A Stoke-on-Trent church has received an early Christmas present a £20,000 grant to carry out urgent repairs and replacement works.
All Saints in Hanley will benefit from the grant from the National Churches Trust, the UKs church repair and support charity.
The Grade II listed building, which is close to the Emma Bridgewater factory, has been awarded 20,000 for urgent roof repairs and to replace rainwater goods such as gutters and drain pipes. This will prevent further deterioration and help the church develop as a centre for performance, exhibitions and education.
Having suffered from a lack of maintenance for a number of years and been at threat of closure, All Saints is now on the cusp of an exciting period of redevelopment after previously getting 240,900 of Heritage Lottery funding as part of the wider restoration project.
All Saints vicar Revd Geoff Eze said: This news is very encouraging. My hope is that this funding will contribute to a purposeful redevelopment of All Saints that can benefit not only long-time parishioners and members but serve the community of Joiners Square and the wider Stoke area in a manner that is inspiring and refreshing."

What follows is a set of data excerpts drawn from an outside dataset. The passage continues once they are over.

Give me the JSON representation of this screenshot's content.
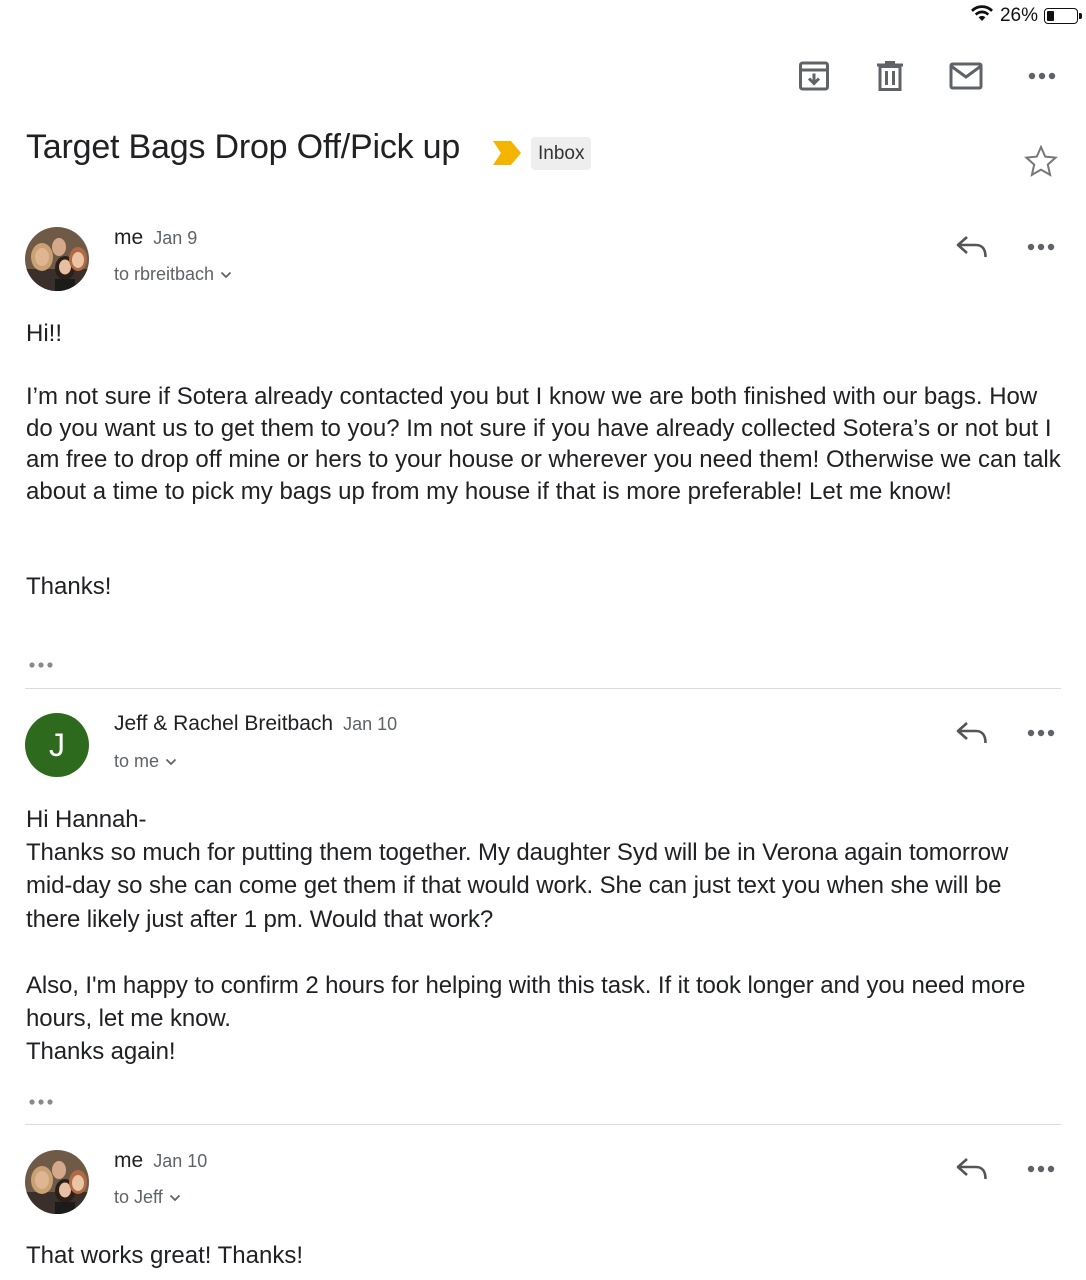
{
  "status_bar": {
    "battery": "26%",
    "battery_level": 0.26
  },
  "toolbar": {
    "archive_icon": "archive-icon",
    "delete_icon": "trash-icon",
    "mark_unread_icon": "mail-icon",
    "more_icon": "more-horizontal-icon"
  },
  "thread": {
    "subject": "Target Bags Drop Off/Pick up",
    "importance_color": "#f4b400",
    "label": "Inbox"
  },
  "messages": [
    {
      "sender": "me",
      "date": "Jan 9",
      "recipient": "to rbreitbach",
      "body": [
        "Hi!!",
        "I’m not sure if Sotera already contacted you but I know we are both finished with our bags. How do you want us to get them to you? Im not sure if you have already collected Sotera’s or not but I am free to drop off mine or hers to your house or wherever you need them! Otherwise we can talk about a time to pick my bags up from my house if that is more preferable! Let me know!",
        "Thanks!"
      ]
    },
    {
      "sender": "Jeff & Rachel Breitbach",
      "avatar_letter": "J",
      "avatar_color": "#2e6a1e",
      "date": "Jan 10",
      "recipient": "to me",
      "body": [
        "Hi Hannah-",
        "Thanks so much for putting them together. My daughter Syd will be in Verona again tomorrow mid-day so she can come get them if that would work.  She can just text you when she will be there likely just after 1 pm.  Would that work?",
        "Also, I'm happy to confirm 2 hours for helping with this task.  If it took longer and you need more hours, let me know.",
        "Thanks again!"
      ]
    },
    {
      "sender": "me",
      "date": "Jan 10",
      "recipient": "to Jeff",
      "body": [
        "That works great! Thanks!"
      ]
    }
  ]
}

Part-funded by Alfred Meakin, a local potter, All Saints Church was rebuilt in 1911 on the site of the mid-19th century church, and is a good example of Gerald Horsley's work. The church is among the largest in the Potteries and is a focal point for Joiners Square, a community that had major mining and sanitary ware manufacture until the late 20th century. The area has a long history as a settlement at a main crossroads in Stoke-on-Trent.
All Saints has significant memorials to the First World War, including the large East window in the chancel, the triptych on the main altar and the memorial to the North Staffs regiment. It also has fine embroidery from the Leek Embroideries Guild (all pictured above).
Broadcaster and Journalist Huw Edwards, Vice-President of the National Churches Trust said: I'm delighted that this Christmas the future of All Saints, Hanley, is being safeguarded by a National Churches Trust grant to fund urgent repairs. This funding will help ensure that this historic place of worship continues to serve local people for many years to come.
Churches and chapels are some of the UK's best loved buildings. But their future is not guaranteed. This Christmas, when people visit a church or chapel for a carol service or even just walk past a church on the way to do the Christmas shopping, I urge them to think about how they can help ensure that churches can remain open and in good repair.
Everyone can make a contribution to the future of the UK's church and chapel buildings. That could be by helping to clear drains and gutters to help keep churches watertight or by keeping an eye out for vandals or thieves.
Churches and chapels may be historic buildings, but they can be part of our future, too.